Remember Me - Lesley Pearse [121]
To make matters worse for her, Will continued to stay away. The other men told her he was drinking even more, swaggering around the town as if he was a ship’s captain. James Martin, William Moreton and Samuel Bird had all tried to make him see sense and retreat back to the village and keep out of sight as they were doing. But Will would have none of it; he even said that he’d completed his sentence so no one could touch him.
‘The bastard doesn’t care that he’ll bring us all down,’ William Moreton admitted to Mary one evening. ‘I wish to God we’d left him stranded in White Bay.’
Mary looked at each of the men grouped around her and her heart ached at their fearful expressions. They had become like brothers to her in the weeks at sea, each sharing some personal story with her, whether about their mother, the crime for which they were sentenced, or a girl they loved back home in England. They had behaved like gentlemen to her, and Emmanuel and Charlotte would go to any one of them for comfort as easily as they went to Will. They weren’t bad men, just boys who went astray for a while and had surely paid the full price for their crimes. They had been semi-starved, savagely flogged and sent to the other side of the world in terrible hardship.
Mary knew she couldn’t just watch and wait while her husband, their so-called friend, acted like a fool and put them all in jeopardy. She had to stop him.
‘I’ll try to talk to him again,’ she said. ‘Stay here with the children. I’ll go up to the port.’
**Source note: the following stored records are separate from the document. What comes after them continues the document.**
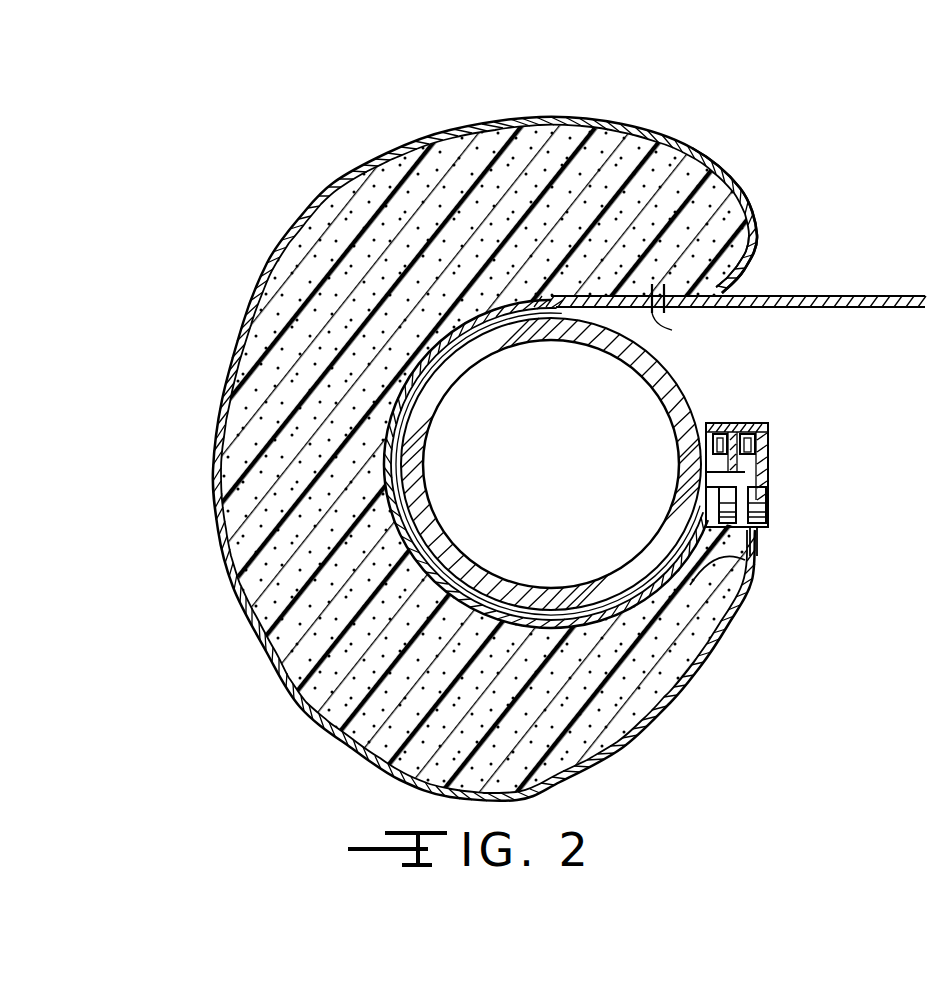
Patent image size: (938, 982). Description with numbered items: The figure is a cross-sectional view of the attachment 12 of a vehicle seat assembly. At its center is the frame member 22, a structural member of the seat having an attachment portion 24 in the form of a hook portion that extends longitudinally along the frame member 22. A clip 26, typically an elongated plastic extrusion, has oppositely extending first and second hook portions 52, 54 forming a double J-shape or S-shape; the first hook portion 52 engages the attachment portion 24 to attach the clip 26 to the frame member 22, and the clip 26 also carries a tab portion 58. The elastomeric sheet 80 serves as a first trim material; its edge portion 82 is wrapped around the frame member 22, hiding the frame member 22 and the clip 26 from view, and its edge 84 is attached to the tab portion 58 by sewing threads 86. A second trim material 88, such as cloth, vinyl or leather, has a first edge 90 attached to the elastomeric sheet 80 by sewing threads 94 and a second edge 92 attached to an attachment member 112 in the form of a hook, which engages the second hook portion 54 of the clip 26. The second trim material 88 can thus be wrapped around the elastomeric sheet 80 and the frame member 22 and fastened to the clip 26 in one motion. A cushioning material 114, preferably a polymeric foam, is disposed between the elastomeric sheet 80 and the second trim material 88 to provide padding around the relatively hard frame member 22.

The attachment 12 is at (248, 172).
The second trim material 88 is at (405, 152).
The first edge 90 is at (745, 282).
The elastomeric sheet 80 is at (793, 298).
The sewing threads 94 is at (662, 314).
The first hook portion 52 is at (718, 421).
The clip 26 is at (733, 422).
The frame member 22 is at (630, 370).
The second hook portion 54 is at (770, 446).
The attachment portion 24 is at (706, 470).
The attachment member 112 is at (770, 466).
The edge portion 82 is at (418, 548).
The sewing threads 86 is at (704, 497).
The edge 84 is at (702, 526).
The second edge 92 is at (753, 538).
The tab portion 58 is at (753, 549).
The cushioning material 114 is at (330, 680).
Mary found Will in the third bar she looked in. He was sprawled on a bench, a half-empty bottle of rum on the table in front of him, and several days’ growth of beard on his chin. There were five or six other men near him, yet from Mary’s viewpoint, looking through a dusty window, they didn’t look like real friends, just drinking companions.
It was the first time she’d been to the port after dark, and her heart was pounding with fright, for she’d already been accosted twice by foreign sailors. She knew that most if not all of the women out on the crowded streets were whores. She was frightened to go into the bar, for she couldn’t count on Will protecting her.
Taking a deep breath and tightening her shawl over her shoulders, she walked in and went straight up to Will.
‘Please come home, Will,’ she begged him. ‘Emmanuel’s ill.’
She knew he would be angry when he discovered this wasn’t so, but it was the only thing she could think of which might make him come with her without an ugly scene.
He looked at her suspiciously, his eyes barely focusing. ‘What’s wrong with him?’
‘He’s got a fever,’ she said quickly. ‘Please come, Will, I’m worried about him.’
There was a titter of laughter from the men he was drinking with. Mary realized they probably didn’t speak English and therefore they might think she was a whore offering herself to him. ‘Please, Will,’ she pleaded. ‘Come now.’
His lip curled back disdainfully as he glanced at his companions and the bottle of rum. Thankfully it seemed his son had a greater value, for he got up unsteadily.
‘I’ll be back,’ he said self-importantly to the other men, and they grinned, showing rotten teeth. One made a crude gesture with his fist.
Out in the noisy, crowded street, Mary sped on ahead so Will couldn’t question her, leaving him lumbering along behind. But when they reached the narrow path to the village, Mary had to slow down in the pitch darkness, and it was only then that she became afraid of how he’d react when he found she’d dragged him away from his drink on false pretences.